In the summer of 2002, I attended a launch party for a startup demonstrating their nascent service at a swanky Haymarket bar. Upon walking in, there were printed instructions to visit one of the tables playing music and then navigate through a maze of confusing WAP mobile phone menus. What resulted was my phone magically telling me the name of the song playing in the room. The event was Shazam's coming out party. It took almost 10 years for the music recognition app to truly gain widespread recognition but, for me, it was the first time I saw firsthand what was only possible with a mobile phone.
Ten years later, publishers are still plotting the best ways to engage readers on mobile devices.
The stakes are high. As technology continuously improves, the percent of content consumed from mobile devices increases. On average, 20% of sites’ content is now being consumed in mobile browsers. But, evolving technology platforms and consumption patterns makes it far more difficult to succeed on mobile than it is on desktop.
And the challenge of building a great mobile experience isn't solved by simply ensuring the content displays in the right way in the right environment. The bigger challenge is to figure out how best to match the content and mission of that publisher with the unique properties associated with varied operating systems, devices, browser and app environments.
Different technology translates into different consumption patterns. For example, users are consuming content in very different ways in apps than they are on the mobile Web. Gaming and social apps account for 80% of all app activity. By comparison, those activities account for just 40 percent of time spent on the desktop. Mobile Web consumption more closely mirrors what people do at a desktop with news, utilities, entertainment and topic-specific content accounting for the bulk of activity. Most publishers are responding to the rapidly evolving technology landscape with a wait-and-see approach.
A brave few are experimenting early, and with promising results.
Food52 has tailored its approach to the screen size. Its iPhone app is focused on its Hotline, a forum for user questions and answers. To take advantage of the bigger screen and encourage users to take their iPads into the kitchen, Food52's Holiday app included a variety of entertaining tips, such as step-by-step instructional videos on how to prepare a dry-brined turkey or Tuscan onion confit.
The logical first step for publishers into mobile publishing is to create a mobile-optimized site.

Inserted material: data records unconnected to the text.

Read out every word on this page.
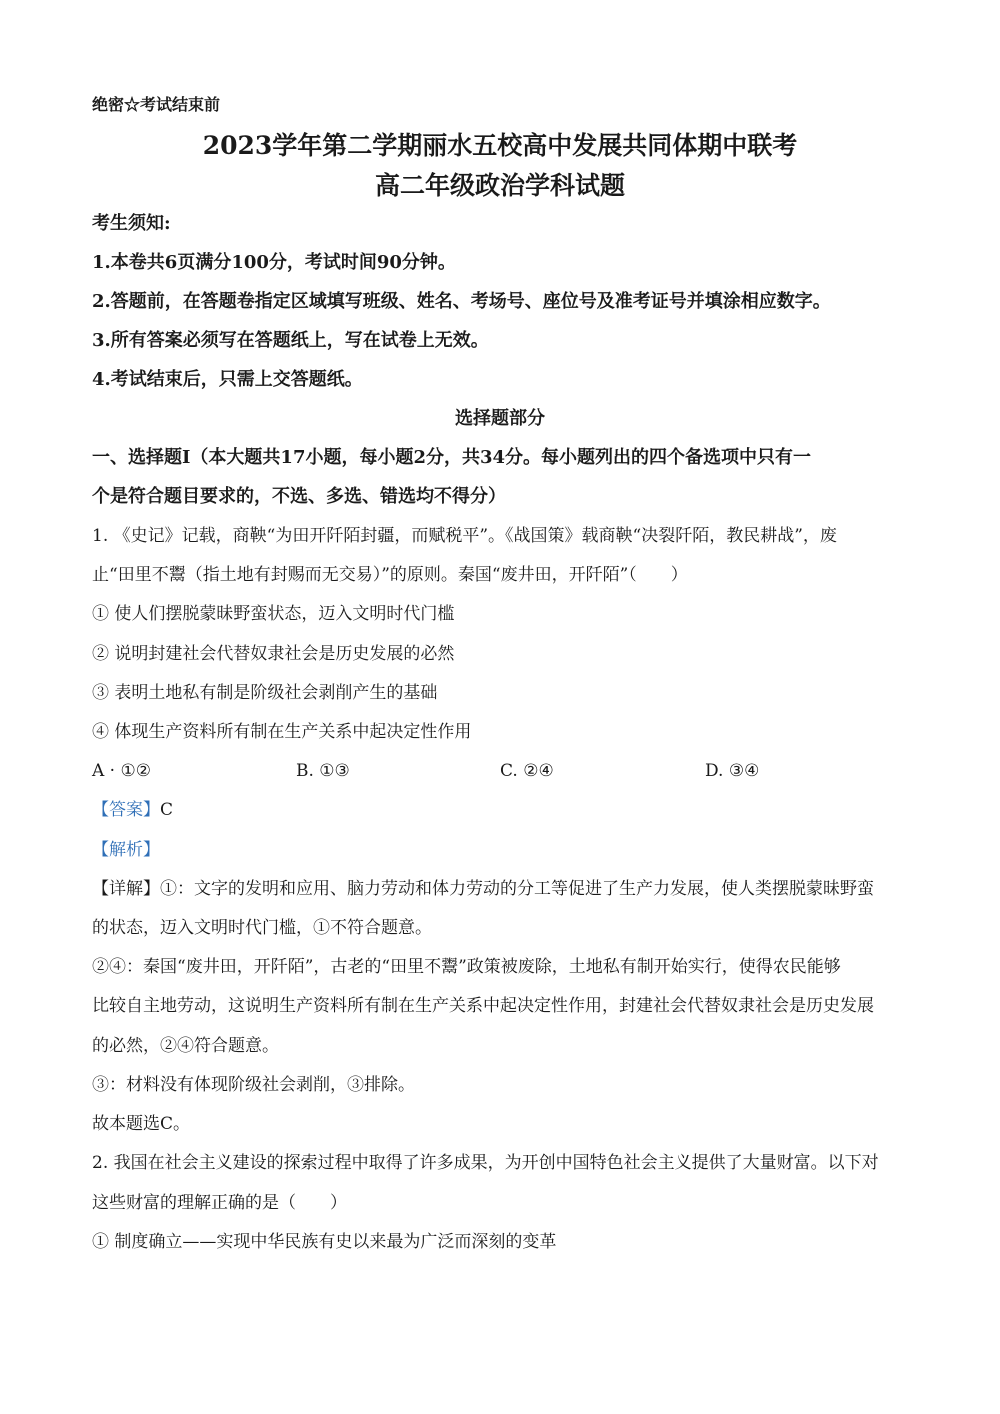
绝密☆考试结束前

2023学年第二学期丽水五校高中发展共同体期中联考

高二年级政治学科试题

考生须知:

1.本卷共6页满分100分，考试时间90分钟。

2.答题前，在答题卷指定区域填写班级、姓名、考场号、座位号及准考证号并填涂相应数字。

3.所有答案必须写在答题纸上，写在试卷上无效。

4.考试结束后，只需上交答题纸。

选择题部分

一、选择题Ⅰ（本大题共17小题，每小题2分，共34分。每小题列出的四个备选项中只有一

个是符合题目要求的，不选、多选、错选均不得分）

1. 《史记》记载，商鞅“为田开阡陌封疆，而赋税平”。《战国策》载商鞅“决裂阡陌，教民耕战”，废

止“田里不鬻（指土地有封赐而无交易）”的原则。秦国“废井田，开阡陌”（　　）

① 使人们摆脱蒙昧野蛮状态，迈入文明时代门槛

② 说明封建社会代替奴隶社会是历史发展的必然

③ 表明土地私有制是阶级社会剥削产生的基础

④ 体现生产资料所有制在生产关系中起决定性作用

A · ①②	B. ①③	C. ②④	D. ③④

【答案】C

【解析】

【详解】①：文字的发明和应用、脑力劳动和体力劳动的分工等促进了生产力发展，使人类摆脱蒙昧野蛮

的状态，迈入文明时代门槛，①不符合题意。

②④：秦国“废井田，开阡陌”，古老的“田里不鬻”政策被废除，土地私有制开始实行，使得农民能够

比较自主地劳动，这说明生产资料所有制在生产关系中起决定性作用，封建社会代替奴隶社会是历史发展

的必然，②④符合题意。

③：材料没有体现阶级社会剥削，③排除。

故本题选C。

2. 我国在社会主义建设的探索过程中取得了许多成果，为开创中国特色社会主义提供了大量财富。以下对

这些财富的理解正确的是（　　）

① 制度确立——实现中华民族有史以来最为广泛而深刻的变革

SAY makes that easier with technology used by Remodelista that automatically resizes the page based on the screen size the content is being accessed from.
Still others are pushing the envelope even further. Kinfolk Magazine's luminous iPad app complements its quarterly books about small gatherings by encouraging readers to experience the content in a way unique to a tablet device. Whether swiping down for a peek at an intimate dinner by a freezing lake or rearranging the layout and size of photos of a salty dinner of buttered clams and beer in Maritime Canada, readers have never been able to personalize content like this before.